As I immediately discovered, a weekly commitment to watch a film you hate is not particularly pleasant when dealing with a family crisis. The viewing for the final week of January was my first after this occurred. Watching Avatar was the last thing in the world I wanted to be doing, and I might not have made myself do it if I hadn’t been joined by a supportive friend.

Aside from getting my weekly viewing accomplished, Avatar entirely ceased to be a presence in my life. I had no dreams about stupid hammerhead rhinos. I didn’t start quoting the film’s forgettable dialogue. My thoughts did not start wandering unbidden to blue cat people.
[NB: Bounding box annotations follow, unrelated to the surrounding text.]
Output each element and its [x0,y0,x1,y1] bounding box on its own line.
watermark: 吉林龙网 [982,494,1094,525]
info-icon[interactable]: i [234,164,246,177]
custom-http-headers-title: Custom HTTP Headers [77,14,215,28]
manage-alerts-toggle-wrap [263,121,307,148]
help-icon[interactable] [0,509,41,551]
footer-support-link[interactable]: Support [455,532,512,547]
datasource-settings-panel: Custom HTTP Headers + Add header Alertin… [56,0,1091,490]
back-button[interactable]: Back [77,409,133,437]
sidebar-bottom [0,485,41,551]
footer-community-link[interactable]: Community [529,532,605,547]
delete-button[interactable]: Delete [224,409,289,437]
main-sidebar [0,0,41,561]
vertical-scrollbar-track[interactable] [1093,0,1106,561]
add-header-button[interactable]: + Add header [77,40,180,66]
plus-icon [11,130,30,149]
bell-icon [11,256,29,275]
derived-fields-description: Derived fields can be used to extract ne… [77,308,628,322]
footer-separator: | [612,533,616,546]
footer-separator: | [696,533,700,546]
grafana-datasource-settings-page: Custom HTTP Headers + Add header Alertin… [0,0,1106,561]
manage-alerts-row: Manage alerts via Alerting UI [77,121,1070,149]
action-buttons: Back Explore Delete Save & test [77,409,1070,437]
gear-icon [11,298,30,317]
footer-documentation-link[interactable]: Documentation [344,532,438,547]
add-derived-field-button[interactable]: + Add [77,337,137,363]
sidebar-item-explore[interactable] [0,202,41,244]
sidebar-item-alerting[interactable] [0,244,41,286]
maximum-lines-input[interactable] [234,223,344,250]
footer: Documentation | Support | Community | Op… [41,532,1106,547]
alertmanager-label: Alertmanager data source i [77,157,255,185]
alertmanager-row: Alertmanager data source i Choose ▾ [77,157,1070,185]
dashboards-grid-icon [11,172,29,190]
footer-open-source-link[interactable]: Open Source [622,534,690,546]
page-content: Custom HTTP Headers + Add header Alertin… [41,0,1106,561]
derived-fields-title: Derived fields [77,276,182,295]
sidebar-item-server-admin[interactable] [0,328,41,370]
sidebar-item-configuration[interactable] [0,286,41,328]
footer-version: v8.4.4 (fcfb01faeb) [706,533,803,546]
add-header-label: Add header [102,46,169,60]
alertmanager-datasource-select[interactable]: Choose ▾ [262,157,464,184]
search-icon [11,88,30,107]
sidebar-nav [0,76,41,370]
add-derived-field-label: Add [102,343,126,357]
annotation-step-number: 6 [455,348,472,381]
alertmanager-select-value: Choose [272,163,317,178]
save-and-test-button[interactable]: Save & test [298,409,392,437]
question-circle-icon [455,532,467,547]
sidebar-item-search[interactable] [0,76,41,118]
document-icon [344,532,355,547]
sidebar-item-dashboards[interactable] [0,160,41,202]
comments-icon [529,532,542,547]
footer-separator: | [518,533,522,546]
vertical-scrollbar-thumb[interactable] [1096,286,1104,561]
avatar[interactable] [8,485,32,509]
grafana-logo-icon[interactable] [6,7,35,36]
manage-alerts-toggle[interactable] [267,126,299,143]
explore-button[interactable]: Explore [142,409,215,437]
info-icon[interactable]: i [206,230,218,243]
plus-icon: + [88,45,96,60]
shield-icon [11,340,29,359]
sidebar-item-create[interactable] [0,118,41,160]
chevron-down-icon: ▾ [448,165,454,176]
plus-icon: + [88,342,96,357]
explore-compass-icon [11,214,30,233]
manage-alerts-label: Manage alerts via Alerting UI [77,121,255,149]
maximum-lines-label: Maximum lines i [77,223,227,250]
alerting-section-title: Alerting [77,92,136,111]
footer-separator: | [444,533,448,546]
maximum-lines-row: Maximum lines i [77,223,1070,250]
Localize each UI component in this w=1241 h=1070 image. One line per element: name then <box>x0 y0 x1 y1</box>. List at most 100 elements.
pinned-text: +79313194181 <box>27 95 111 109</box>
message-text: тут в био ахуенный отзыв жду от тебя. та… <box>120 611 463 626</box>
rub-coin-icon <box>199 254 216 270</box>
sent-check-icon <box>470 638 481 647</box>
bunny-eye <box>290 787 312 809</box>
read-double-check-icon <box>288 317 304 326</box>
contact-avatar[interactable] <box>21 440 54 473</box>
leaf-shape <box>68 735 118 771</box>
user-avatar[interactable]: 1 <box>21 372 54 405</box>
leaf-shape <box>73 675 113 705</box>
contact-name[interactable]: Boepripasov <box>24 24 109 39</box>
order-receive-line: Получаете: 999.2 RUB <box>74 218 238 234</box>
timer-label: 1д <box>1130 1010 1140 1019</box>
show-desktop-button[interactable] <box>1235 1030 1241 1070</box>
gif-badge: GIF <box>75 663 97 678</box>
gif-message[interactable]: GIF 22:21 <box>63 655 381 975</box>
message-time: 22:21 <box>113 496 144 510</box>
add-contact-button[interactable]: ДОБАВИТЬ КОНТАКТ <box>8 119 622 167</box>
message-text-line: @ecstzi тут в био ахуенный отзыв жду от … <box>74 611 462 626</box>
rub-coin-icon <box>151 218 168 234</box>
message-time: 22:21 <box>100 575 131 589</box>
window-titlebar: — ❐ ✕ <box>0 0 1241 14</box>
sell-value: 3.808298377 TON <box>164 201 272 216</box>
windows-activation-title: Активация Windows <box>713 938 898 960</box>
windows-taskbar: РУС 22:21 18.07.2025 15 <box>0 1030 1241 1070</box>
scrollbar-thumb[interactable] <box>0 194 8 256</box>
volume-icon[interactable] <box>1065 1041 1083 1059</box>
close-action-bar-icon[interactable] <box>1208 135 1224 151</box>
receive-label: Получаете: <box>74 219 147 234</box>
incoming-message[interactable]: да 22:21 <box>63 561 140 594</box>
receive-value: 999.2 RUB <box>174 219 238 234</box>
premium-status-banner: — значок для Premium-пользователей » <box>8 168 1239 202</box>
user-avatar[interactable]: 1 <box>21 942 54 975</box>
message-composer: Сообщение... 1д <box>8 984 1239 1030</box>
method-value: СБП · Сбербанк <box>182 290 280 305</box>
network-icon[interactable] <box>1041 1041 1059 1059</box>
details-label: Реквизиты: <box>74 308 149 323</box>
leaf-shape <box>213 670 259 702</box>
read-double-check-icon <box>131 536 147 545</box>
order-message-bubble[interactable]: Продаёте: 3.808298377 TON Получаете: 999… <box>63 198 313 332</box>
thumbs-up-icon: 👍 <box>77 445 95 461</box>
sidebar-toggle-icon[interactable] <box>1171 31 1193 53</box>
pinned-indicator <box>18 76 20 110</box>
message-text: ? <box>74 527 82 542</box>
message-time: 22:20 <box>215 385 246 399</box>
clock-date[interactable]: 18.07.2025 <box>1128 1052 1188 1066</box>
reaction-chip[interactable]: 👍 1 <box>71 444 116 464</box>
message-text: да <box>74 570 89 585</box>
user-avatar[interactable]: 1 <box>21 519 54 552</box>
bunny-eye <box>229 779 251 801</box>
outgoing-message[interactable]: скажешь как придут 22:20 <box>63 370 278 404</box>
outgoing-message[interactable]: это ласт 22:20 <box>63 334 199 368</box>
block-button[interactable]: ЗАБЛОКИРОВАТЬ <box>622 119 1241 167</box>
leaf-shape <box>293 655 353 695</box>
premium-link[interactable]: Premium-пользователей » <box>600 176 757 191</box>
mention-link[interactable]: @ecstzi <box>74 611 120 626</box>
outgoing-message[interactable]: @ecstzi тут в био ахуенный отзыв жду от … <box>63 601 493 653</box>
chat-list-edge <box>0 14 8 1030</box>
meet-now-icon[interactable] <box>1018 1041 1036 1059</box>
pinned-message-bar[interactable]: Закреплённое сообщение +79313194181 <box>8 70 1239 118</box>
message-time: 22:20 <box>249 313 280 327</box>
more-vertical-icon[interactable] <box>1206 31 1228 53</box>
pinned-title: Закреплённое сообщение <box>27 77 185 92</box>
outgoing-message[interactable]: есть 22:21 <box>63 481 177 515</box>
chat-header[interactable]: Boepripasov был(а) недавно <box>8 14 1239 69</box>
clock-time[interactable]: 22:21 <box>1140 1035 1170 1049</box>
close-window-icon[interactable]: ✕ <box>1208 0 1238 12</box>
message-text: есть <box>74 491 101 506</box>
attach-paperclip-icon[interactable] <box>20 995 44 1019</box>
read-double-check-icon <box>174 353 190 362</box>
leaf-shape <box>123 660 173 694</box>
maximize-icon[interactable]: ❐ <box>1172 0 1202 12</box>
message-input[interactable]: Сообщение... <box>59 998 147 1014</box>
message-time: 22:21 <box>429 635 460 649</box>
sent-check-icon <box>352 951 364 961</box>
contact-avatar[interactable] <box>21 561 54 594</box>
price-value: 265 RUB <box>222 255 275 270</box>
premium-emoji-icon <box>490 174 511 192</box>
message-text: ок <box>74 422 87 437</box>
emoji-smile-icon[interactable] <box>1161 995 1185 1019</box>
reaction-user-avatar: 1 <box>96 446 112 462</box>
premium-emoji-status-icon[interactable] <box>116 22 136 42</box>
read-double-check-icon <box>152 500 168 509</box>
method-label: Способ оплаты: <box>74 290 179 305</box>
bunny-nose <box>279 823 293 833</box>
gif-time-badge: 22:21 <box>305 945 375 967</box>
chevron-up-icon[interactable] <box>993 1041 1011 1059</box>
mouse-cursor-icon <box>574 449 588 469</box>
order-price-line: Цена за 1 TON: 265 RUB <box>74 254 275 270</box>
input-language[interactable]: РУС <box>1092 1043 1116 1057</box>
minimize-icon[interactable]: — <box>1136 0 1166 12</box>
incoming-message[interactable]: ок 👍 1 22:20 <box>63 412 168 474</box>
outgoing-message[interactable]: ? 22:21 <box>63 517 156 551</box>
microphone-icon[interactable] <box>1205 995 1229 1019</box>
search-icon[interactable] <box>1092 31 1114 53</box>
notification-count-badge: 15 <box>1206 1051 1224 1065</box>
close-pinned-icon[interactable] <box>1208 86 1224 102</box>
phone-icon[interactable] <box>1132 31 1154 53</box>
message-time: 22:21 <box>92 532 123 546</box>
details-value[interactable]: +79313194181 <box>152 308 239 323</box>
My mind was entirely focused on other matters.


Who would have thought not thinking about this jackassery would have been a negative thing in my life?

It might seem ridiculous for me to have been forcing myself to watch a movie I hate when I’m going through a particularly bad time. But Cinema 52 is about the effect of films on our lives, and what are our lives but a collection of good and bad times? So, from January we’re beginning to learn that Avatar is very unpleasant to watch during the bad times. For how it affects the good times, keep yourself tuned in; rest assured, they’re coming up (though the smart money is on Avatar being no fun during those either.)

Ah well, what did I expect? I’m watching a movie I hate for an entire year.